Methods: During the period of 2 years 56 patients with bradyarrhythmias were involved into investigation (age 72±8 yrs, 43% males (n=24)). In a month after pacemaker implantation we assessed QRS duration on ECG (KhAI Medica, Kharkiv, Ukraine) and the location of RV lead by conventional EchoCG (Cypress, Siemens, Germany) using standard and intermediate oblique echo views. Data received from EchoCG was decisive in determination of RV lead location with accepting for further analysis leads in septum area, including RVOT (21%, n=12), mid- (54%, n=30) and low (25%, n=14) positions. We assessed RSWT in place of lead implantation by equation RSWT=h/H (described on the picture), where (h) – septum thickness in the place of interest, (H) - average septum thickness, calculated as H=S/L, where (S) - septum square determined by planimetry, (L) - septum longest longitudinal dimension.

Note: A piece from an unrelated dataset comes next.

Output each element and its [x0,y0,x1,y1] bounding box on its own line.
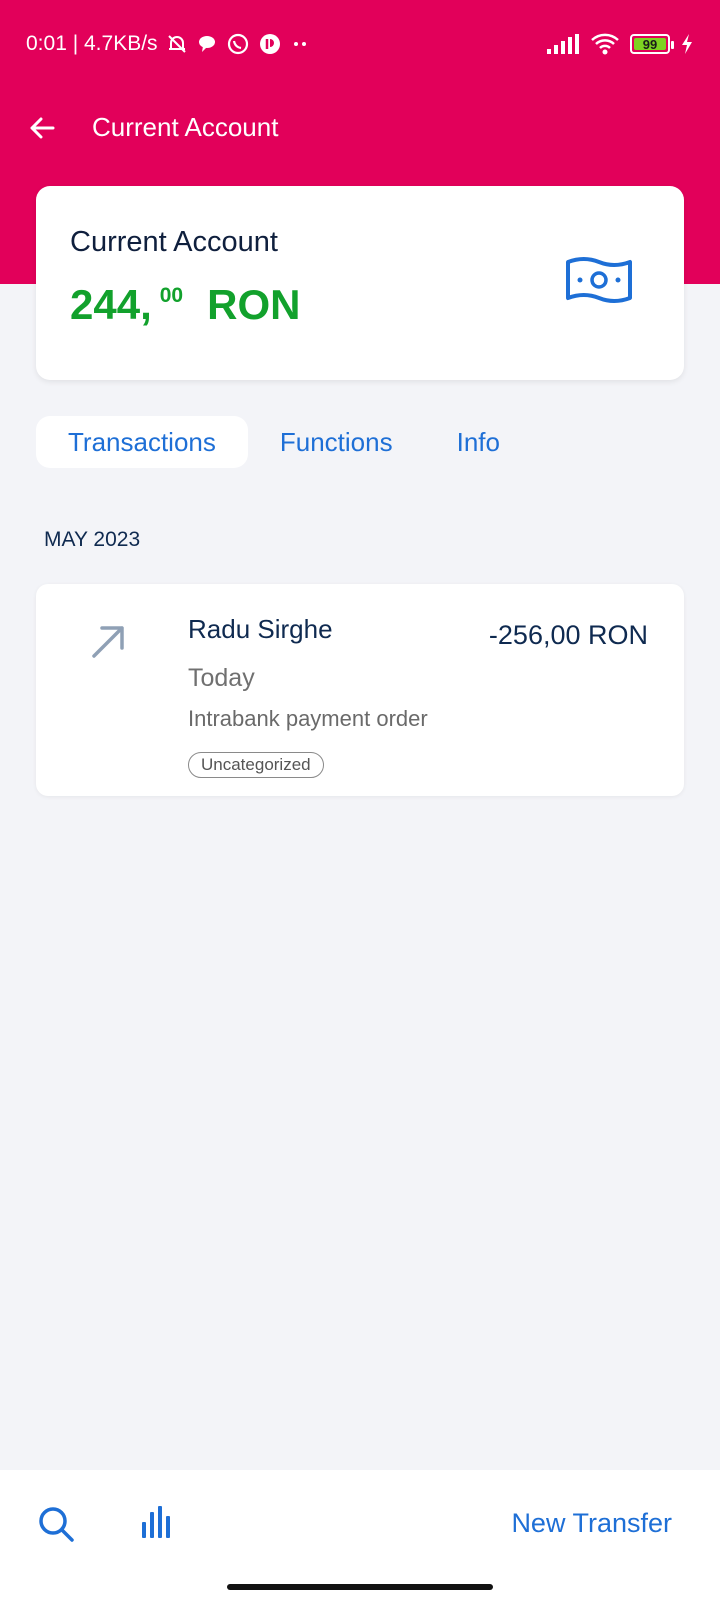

Results: According to our data in 39% of patients (n=22) the thinner part of septum localized in the border of mid and low parts. In 48% of patients (n=27) the thickest place was in the high septum. In 16% of patients (n=9) septum has approximately equal width throughout. Average QRS duration was 155±17ms in RVOT, 143±15ms in mid-septum and 152±18ms in low-septum. In patients with lead implanted in the thinnest part of the septum (RSWT = 1.05, 55%, n=31) duration of QRS was significantly shorter than those with RSWT > 1.05 (45%, n=25) – 142±15 ms vs. 153±17 ms (p – 0.07).
Conclusions: Placing RV lead into the thinner part of interventricular septum tends to shorten paced QRS duration. RVOT in most cases in our group was not optimal pacing site because of anatomical features (thicker septum with longer paced QRS) that would contradict the common approach taken to physiological pacing in some studies.